Les Incomptables… Il me semble que ce serait un bon titre pour un essai sur les connes. J'ai déposé hier sur Facebook une merveilleuse citation du grand Ortega y Gasset qui a évidemment fait s'évanouir toutes les dindes qui se trouvaient là. « La femme ne collabore pas au perfectionnement de l'espèce par ses préférences sentimentales, du moins dans le sens que les hommes attribuent à ce perfectionnement. Elle tend bien plutôt à éliminer les meilleurs, selon le point de vue masculin, ceux qui innovent et se lancent dans de hautes entreprises, et elle manifeste une passion décidée pour la médiocrité.
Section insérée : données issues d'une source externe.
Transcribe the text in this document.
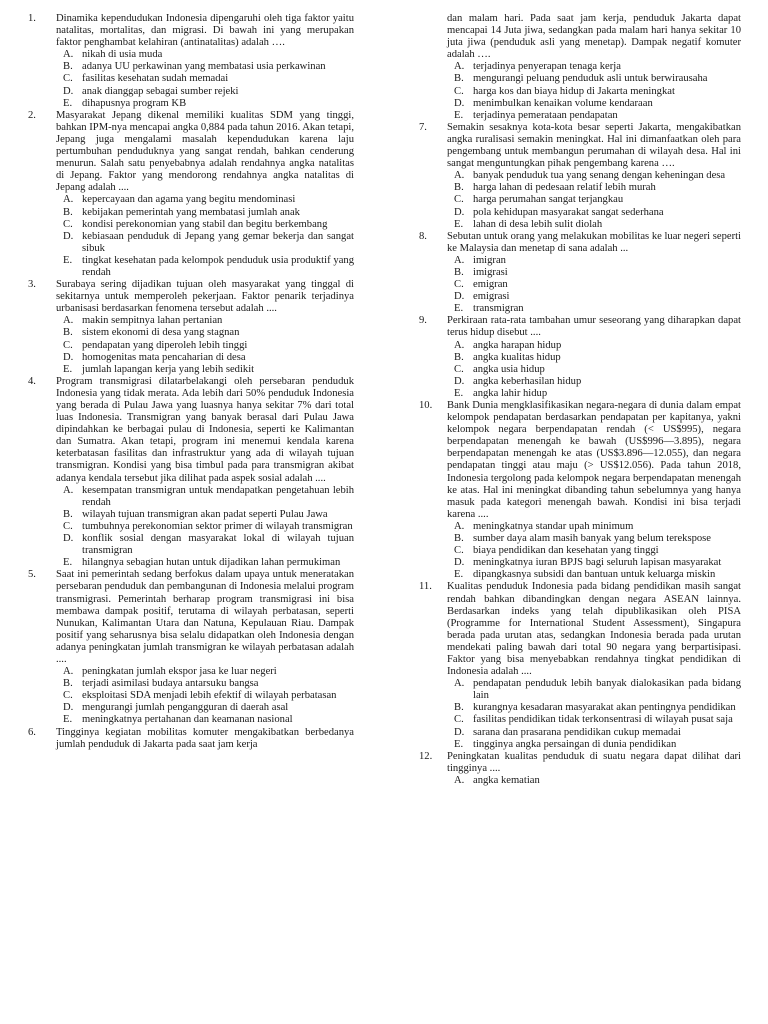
1.	Dinamika kependudukan Indonesia dipengaruhi oleh tiga faktor yaitu natalitas, mortalitas, dan migrasi. Di bawah ini yang merupakan faktor penghambat kelahiran (antinatalitas) adalah ….
A. nikah di usia muda
B. adanya UU perkawinan yang membatasi usia perkawinan
C. fasilitas kesehatan sudah memadai
D. anak dianggap sebagai sumber rejeki
E. dihapusnya program KB
2.	Masyarakat Jepang dikenal memiliki kualitas SDM yang tinggi, bahkan IPM-nya mencapai angka 0,884 pada tahun 2016. Akan tetapi, Jepang juga mengalami masalah kependudukan karena laju pertumbuhan penduduknya yang sangat rendah, bahkan cenderung menurun. Salah satu penyebabnya adalah rendahnya angka natalitas di Jepang. Faktor yang mendorong rendahnya angka natalitas di Jepang adalah ....
A. kepercayaan dan agama yang begitu mendominasi
B. kebijakan pemerintah yang membatasi jumlah anak
C. kondisi perekonomian yang stabil dan begitu berkembang
D. kebiasaan penduduk di Jepang yang gemar bekerja dan sangat sibuk
E. tingkat kesehatan pada kelompok penduduk usia produktif yang rendah
3.	Surabaya sering dijadikan tujuan oleh masyarakat yang tinggal di sekitarnya untuk memperoleh pekerjaan. Faktor penarik terjadinya urbanisasi berdasarkan fenomena tersebut adalah ....
A. makin sempitnya lahan pertanian
B. sistem ekonomi di desa yang stagnan
C. pendapatan yang diperoleh lebih tinggi
D. homogenitas mata pencaharian di desa
E. jumlah lapangan kerja yang lebih sedikit
4.	Program transmigrasi dilatarbelakangi oleh persebaran penduduk Indonesia yang tidak merata. Ada lebih dari 50% penduduk Indonesia yang berada di Pulau Jawa yang luasnya hanya sekitar 7% dari total luas Indonesia. Transmigran yang banyak berasal dari Pulau Jawa dipindahkan ke berbagai pulau di Indonesia, seperti ke Kalimantan dan Sumatra. Akan tetapi, program ini menemui kendala karena keterbatasan fasilitas dan infrastruktur yang ada di wilayah tujuan transmigran. Kondisi yang bisa timbul pada para transmigran akibat adanya kendala tersebut jika dilihat pada aspek sosial adalah ....
A. kesempatan transmigran untuk mendapatkan pengetahuan lebih rendah
B. wilayah tujuan transmigran akan padat seperti Pulau Jawa
C. tumbuhnya perekonomian sektor primer di wilayah transmigran
D. konflik sosial dengan masyarakat lokal di wilayah tujuan transmigran
E. hilangnya sebagian hutan untuk dijadikan lahan permukiman
5.	Saat ini pemerintah sedang berfokus dalam upaya untuk meneratakan persebaran penduduk dan pembangunan di Indonesia melalui program transmigrasi. Pemerintah berharap program transmigrasi ini bisa membawa dampak positif, terutama di wilayah perbatasan, seperti Nunukan, Kalimantan Utara dan Natuna, Kepulauan Riau. Dampak positif yang seharusnya bisa selalu didapatkan oleh Indonesia dengan adanya peningkatan jumlah transmigran ke wilayah perbatasan adalah ....
A. peningkatan jumlah ekspor jasa ke luar negeri
B. terjadi asimilasi budaya antarsuku bangsa
C. eksploitasi SDA menjadi lebih efektif di wilayah perbatasan
D. mengurangi jumlah pengangguran di daerah asal
E. meningkatnya pertahanan dan keamanan nasional
6.	Tingginya kegiatan mobilitas komuter mengakibatkan berbedanya jumlah penduduk di Jakarta pada saat jam kerja
dan malam hari. Pada saat jam kerja, penduduk Jakarta dapat mencapai 14 Juta jiwa, sedangkan pada malam hari hanya sekitar 10 juta jiwa (penduduk asli yang menetap). Dampak negatif komuter adalah ….
A. terjadinya penyerapan tenaga kerja
B. mengurangi peluang penduduk asli untuk berwirausaha
C. harga kos dan biaya hidup di Jakarta meningkat
D. menimbulkan kenaikan volume kendaraan
E. terjadinya pemerataan pendapatan
7.	Semakin sesaknya kota-kota besar seperti Jakarta, mengakibatkan angka ruralisasi semakin meningkat. Hal ini dimanfaatkan oleh para pengembang untuk membangun perumahan di wilayah desa. Hal ini sangat menguntungkan pihak pengembang karena ….
A. banyak penduduk tua yang senang dengan keheningan desa
B. harga lahan di pedesaan relatif lebih murah
C. harga perumahan sangat terjangkau
D. pola kehidupan masyarakat sangat sederhana
E. lahan di desa lebih sulit diolah
8.	Sebutan untuk orang yang melakukan mobilitas ke luar negeri seperti ke Malaysia dan menetap di sana adalah ...
A. imigran
B. imigrasi
C. emigran
D. emigrasi
E. transmigran
9.	Perkiraan rata-rata tambahan umur seseorang yang diharapkan dapat terus hidup disebut ....
A. angka harapan hidup
B. angka kualitas hidup
C. angka usia hidup
D. angka keberhasilan hidup
E. angka lahir hidup
10.	Bank Dunia mengklasifikasikan negara-negara di dunia dalam empat kelompok pendapatan berdasarkan pendapatan per kapitanya, yakni kelompok negara berpendapatan rendah (< US$995), negara berpendapatan menengah ke bawah (US$996—3.895), negara berpendapatan menengah ke atas (US$3.896—12.055), dan negara pendapatan tinggi atau maju (> US$12.056). Pada tahun 2018, Indonesia tergolong pada kelompok negara berpendapatan menengah ke atas. Hal ini meningkat dibanding tahun sebelumnya yang hanya masuk pada kategori menengah bawah. Kondisi ini bisa terjadi karena ....
A. meningkatnya standar upah minimum
B. sumber daya alam masih banyak yang belum terekspose
C. biaya pendidikan dan kesehatan yang tinggi
D. meningkatnya iuran BPJS bagi seluruh lapisan masyarakat
E. dipangkasnya subsidi dan bantuan untuk keluarga miskin
11.	Kualitas penduduk Indonesia pada bidang pendidikan masih sangat rendah bahkan dibandingkan dengan negara ASEAN lainnya. Berdasarkan indeks yang telah dipublikasikan oleh PISA (Programme for International Student Assessment), Singapura berada pada urutan atas, sedangkan Indonesia berada pada urutan mendekati paling bawah dari total 90 negara yang berpartisipasi. Faktor yang bisa menyebabkan rendahnya tingkat pendidikan di Indonesia adalah ....
A. pendapatan penduduk lebih banyak dialokasikan pada bidang lain
B. kurangnya kesadaran masyarakat akan pentingnya pendidikan
C. fasilitas pendidikan tidak terkonsentrasi di wilayah pusat saja
D. sarana dan prasarana pendidikan cukup memadai
E. tingginya angka persaingan di dunia pendidikan
12.	Peningkatan kualitas penduduk di suatu negara dapat dilihat dari tingginya ....
A. angka kematian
Quand on a passé une bonne partie de sa vie, l'œil bien ouvert, à observer les mouvements de la femme, il n'est pas facile de se faire des illusions sur la norme de ses préférences (sentimentales). » (…) « Le fait est qu'à prendre la question dans son horizon le plus large, et zoologiquement en quelque sorte, la tendance générale des ardeurs féminines semble décidée à maintenir l'espèce à l'intérieur de limites médiocres, à éviter la sélection dans le sens de l'excellence, à interdire à jamais à l'homme d'être un demi-dieu ou un archange. » qu'il faut rapprocher de : « Il y a des situations, des instants de la vie où, sans y prendre garde, l'être humain avoue de grandes portions de son intimité décisive, de ce qu'il est authentiquement. L'une de ces situations est l'amour. Dans le choix de l'aimée, l'homme révèle son fond secret ; la femme, dans le choix de l'homme qu'elle aime. » Le tout est extrait de ses merveilleuses Études sur l'amour, que je recommande vivement à tous les honnêtes hommes. Comme chez tout bon auteur, tout serait à citer, donc je vous laisse faire votre choix.

Je découvre, ce matin, que France-Musique, c'est désormais, à 50/50 : Frank Sinatra et Jean Sibélius. Aplatir, toujours. C'est la seule injonction qui vaille. Prouver par l'exemple que rien ne dépasse. L'équipe du Rendez-vous, de Laurent Goumarre, avait merveilleusement préparé le terrain, durant des années. Il est d'ailleurs très significatif que l'émission qui a succédé au Rendez-vous, de sept à huit, le soir, "Ping-Pong", ait remplacé le funeste Mathieu Conquet par l'effroyable Zoé Sfez. Mathieu Conquet, c'était Sinatra/ Sibélius à 50/50 pendant des années. Zoé Sfez, c'est Sinatra 100%. Le procédé est toujours le même. On commence par dire qu'il n'y a pas de hiérarchies entre les arts, entre les genres, on commence par mettre l'éclectisme au pinacle, on commence par dire qu'il n'y a « que de la bonne et de la mauvaise musique », on commence par dire que la musique et la musique c'est la même chose, on commence par dire qu'Andy Warhol et Marcel Duchamp c'est pareil, ou que Phil Glass et John Cage, et, une fois que la leçon est bien enfoncée dans les oreilles, on peut passer à la deuxième partie du plan. La deuxième partie du plan fait évidemment sortir Jean Sibélius et Pierre Boulez du cercle enchanté, et on se retrouve à écouter du Yannick Noah toute la journée. À ce propos, je crois que j'ai trouvé le nouveau slogan de Georges de La Fuly : « Pourquoi se contenter d’être terroriste quand on peut être musicien ? »

Quand-même, je me demande bien ce que Proust aurait pensé de la Sonate de Franck jouée par Thibaud et Cortot en 1929.